The Environmental Protection Agency ordered three of its scientists who were scheduled to discuss climate change at a conference on Monday in Rhode Island to cancel their appearance, The New York Times reported on Sunday.
EPA spokesman John Konkus confirmed the scientists would not speak at the State of the Narragansett Bay and Watershed program in Providence, but gave no further explanation.
Many were surprised at the last-minute cancellation, because the EPA helps to fund the program and the scientists were major contributors to a 400-page report to be issued on Monday which shows that climate change has affected air and water temperatures, precipitation, sea level and fish in and around the bay.
But the decision illustrates the widespread concern that the EPA under President Donald Trump will do everything it can to silence those who warn about climate change.

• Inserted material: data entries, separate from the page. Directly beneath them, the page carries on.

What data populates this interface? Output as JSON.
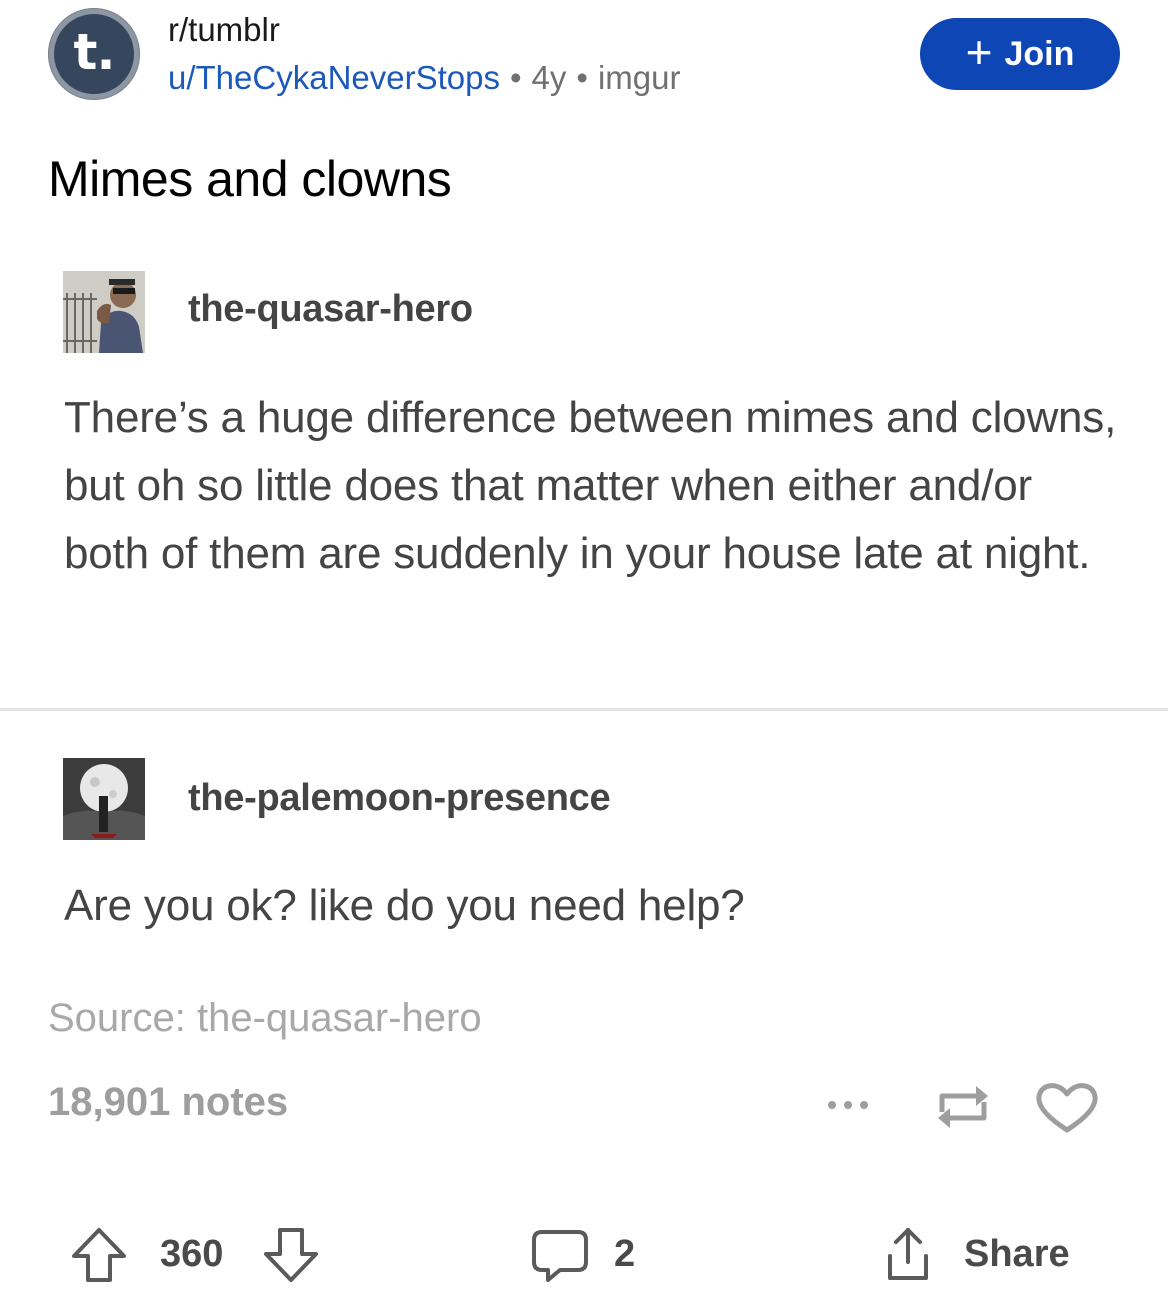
{
  "header": {
    "avatar_letter": "t.",
    "subreddit": "r/tumblr",
    "username": "u/TheCykaNeverStops",
    "age": "4y",
    "source_domain": "imgur",
    "separator": "•",
    "join_plus": "+",
    "join_label": "Join"
  },
  "post": {
    "title": "Mimes and clowns"
  },
  "tumblr_post": {
    "entries": [
      {
        "blog_name": "the-quasar-hero",
        "text": "There’s a huge difference between mimes and clowns, but oh so little does that matter when either and/or both of them are suddenly in your house late at night."
      },
      {
        "blog_name": "the-palemoon-presence",
        "text": "Are you ok? like do you need help?"
      }
    ],
    "source": "Source: the-quasar-hero",
    "notes": "18,901 notes",
    "icons": [
      "more-icon",
      "reblog-icon",
      "heart-icon"
    ]
  },
  "actions": {
    "score": "360",
    "comments": "2",
    "share_label": "Share",
    "icons": [
      "upvote-icon",
      "downvote-icon",
      "comment-icon",
      "share-icon"
    ]
  },
  "colors": {
    "join_button": "#0f46b5",
    "username_link": "#1c59bb",
    "tumblr_navy": "#36465d",
    "tumblr_text": "#444444",
    "muted_text": "#a8a8a8"
  }
}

“It’s definitely a blatant example of the scientific censorship we all suspected was going to start being enforced at EPA,” University of Rhode Island oceanography Prof. John King told the Times. “They don’t believe in climate change, so I think what they’re trying to do is stifle discussions of the impacts of climate change.”
Under EPA administrator Scott Pruitt, the agency has eliminated from its four-year strategic plan the need to address climate change or even a mention of the phrase itself, CNN reported earlier this month.

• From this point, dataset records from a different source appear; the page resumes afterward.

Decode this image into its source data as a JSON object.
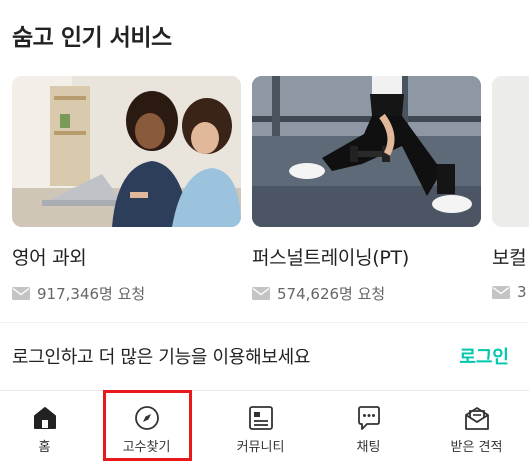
{
  "section": {
    "title": "숨고 인기 서비스"
  },
  "cards": [
    {
      "title": "영어 과외",
      "requests": "917,346명 요청",
      "image": "tutoring-photo"
    },
    {
      "title": "퍼스널트레이닝(PT)",
      "requests": "574,626명 요청",
      "image": "fitness-photo"
    },
    {
      "title": "보컬",
      "requests": "3",
      "image": "partial-photo"
    }
  ],
  "login_banner": {
    "text": "로그인하고 더 많은 기능을 이용해보세요",
    "link": "로그인"
  },
  "tabbar": {
    "items": [
      {
        "label": "홈",
        "icon": "home-icon"
      },
      {
        "label": "고수찾기",
        "icon": "compass-icon"
      },
      {
        "label": "커뮤니티",
        "icon": "community-icon"
      },
      {
        "label": "채팅",
        "icon": "chat-icon"
      },
      {
        "label": "받은 견적",
        "icon": "quote-icon"
      }
    ]
  },
  "colors": {
    "accent": "#00c7ae",
    "highlight": "#e8191b",
    "text": "#222222",
    "muted": "#666666"
  }
}
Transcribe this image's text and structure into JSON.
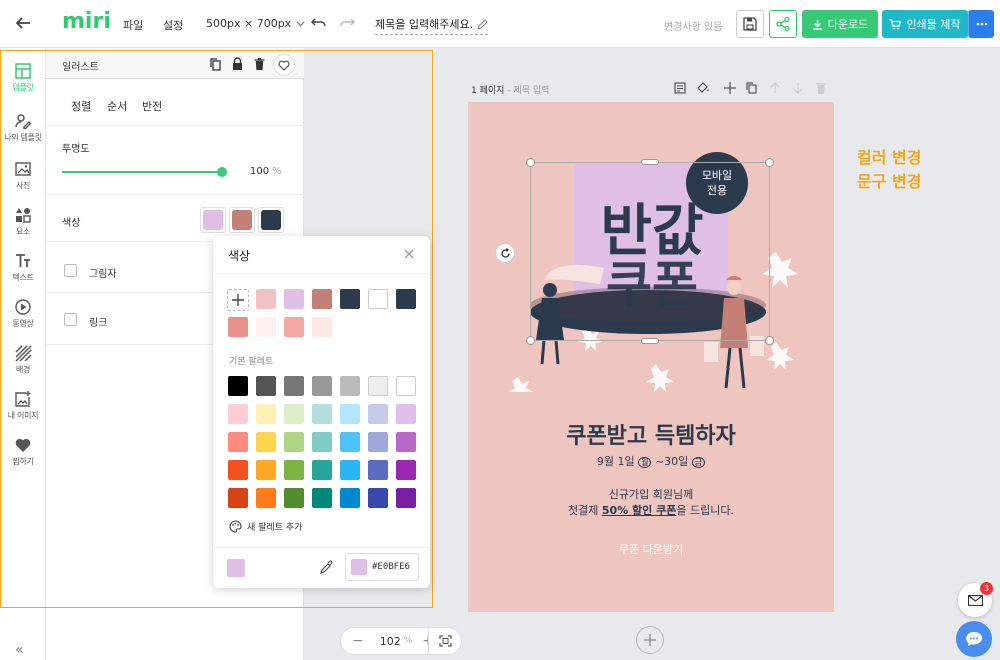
{
  "topbar": {
    "logo": "miri",
    "menu_file": "파일",
    "menu_settings": "설정",
    "page_size": "500px × 700px",
    "title_placeholder": "제목을 입력해주세요.",
    "status": "변경사항 있음",
    "download_label": "다운로드",
    "print_label": "인쇄물 제작"
  },
  "rail": {
    "items": [
      {
        "label": "템플릿",
        "icon": "template-icon"
      },
      {
        "label": "나의 템플릿",
        "icon": "my-template-icon"
      },
      {
        "label": "사진",
        "icon": "photo-icon"
      },
      {
        "label": "요소",
        "icon": "elements-icon"
      },
      {
        "label": "텍스트",
        "icon": "text-icon"
      },
      {
        "label": "동영상",
        "icon": "video-icon"
      },
      {
        "label": "배경",
        "icon": "background-icon"
      },
      {
        "label": "내 이미지",
        "icon": "my-image-icon"
      },
      {
        "label": "찜하기",
        "icon": "heart-icon"
      }
    ],
    "collapse": "«"
  },
  "panel": {
    "title": "일러스트",
    "tabs": [
      "정렬",
      "순서",
      "반전"
    ],
    "opacity_label": "투명도",
    "opacity_value": "100",
    "opacity_unit": "%",
    "opacity_fraction": 1.0,
    "color_label": "색상",
    "color_swatches": [
      "#e0bfe6",
      "#c47f76",
      "#2c3a4d"
    ],
    "shadow_label": "그림자",
    "link_label": "링크"
  },
  "color_popup": {
    "title": "색상",
    "recent_colors": [
      "#f2c1c1",
      "#e0bfe6",
      "#c47f76",
      "#2c3a4d",
      "#ffffff",
      "#2c3a4d",
      "#e8908a",
      "#fdf0ee",
      "#f2a9a3",
      "#fde9e3"
    ],
    "palette_label": "기본 팔레트",
    "palette": [
      [
        "#000000",
        "#555555",
        "#777777",
        "#999999",
        "#bbbbbb",
        "#eeeeee",
        "#ffffff"
      ],
      [
        "#ffcdd2",
        "#fff0b3",
        "#dcedc8",
        "#b2dfdb",
        "#b3e5fc",
        "#c5cae9",
        "#e1bee7"
      ],
      [
        "#ff8a80",
        "#ffd54f",
        "#aed581",
        "#80cbc4",
        "#4fc3f7",
        "#9fa8da",
        "#ba68c8"
      ],
      [
        "#f4511e",
        "#ffa726",
        "#7cb342",
        "#26a69a",
        "#29b6f6",
        "#5c6bc0",
        "#9c27b0"
      ],
      [
        "#d84315",
        "#ff7a1a",
        "#558b2f",
        "#00897b",
        "#0288d1",
        "#3949ab",
        "#7b1fa2"
      ]
    ],
    "add_palette_label": "새 팔레트 추가",
    "current_color": "#e0bfe6",
    "hex_value": "#E0BFE6"
  },
  "page_header": {
    "label": "1 페이지",
    "title_placeholder": "제목 입력"
  },
  "design": {
    "badge_line1": "모바일",
    "badge_line2": "전용",
    "big_line1": "반값",
    "big_line2": "쿠폰",
    "headline": "쿠폰받고 득템하자",
    "date_prefix": "9월 1일",
    "date_day1": "월",
    "date_mid": "~30일",
    "date_day2": "금",
    "body_line1": "신규가입 회원님께",
    "body_line2_a": "첫결제 ",
    "body_line2_b": "50% 할인 쿠폰",
    "body_line2_c": "을 드립니다.",
    "cta": "쿠폰 다운받기"
  },
  "annotation": {
    "line1": "컬러 변경",
    "line2": "문구 변경"
  },
  "zoom": {
    "value": "102",
    "unit": "%"
  },
  "notifications": {
    "count": "3"
  },
  "colors": {
    "brand_green": "#2ecc71",
    "download_green": "#37c978",
    "print_teal": "#1fb8c8",
    "more_blue": "#2b7de9",
    "accent_orange": "#f3a81c",
    "navy": "#2c3a4d"
  }
}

Pruitt has questioned the extent to which climate change is caused by human activities.
His proposed budget for 2018 would get rid of the National Estuary Program that funds the Narragansett Bay Estuary Program and 27 other such similar projects nationwide, according to the Times.
Monday’s conference is meant to emphasize the importance of keeping clean Narragansett Bay, which is the largest estuary in New England and vital to the region’s tourism and fishing industries.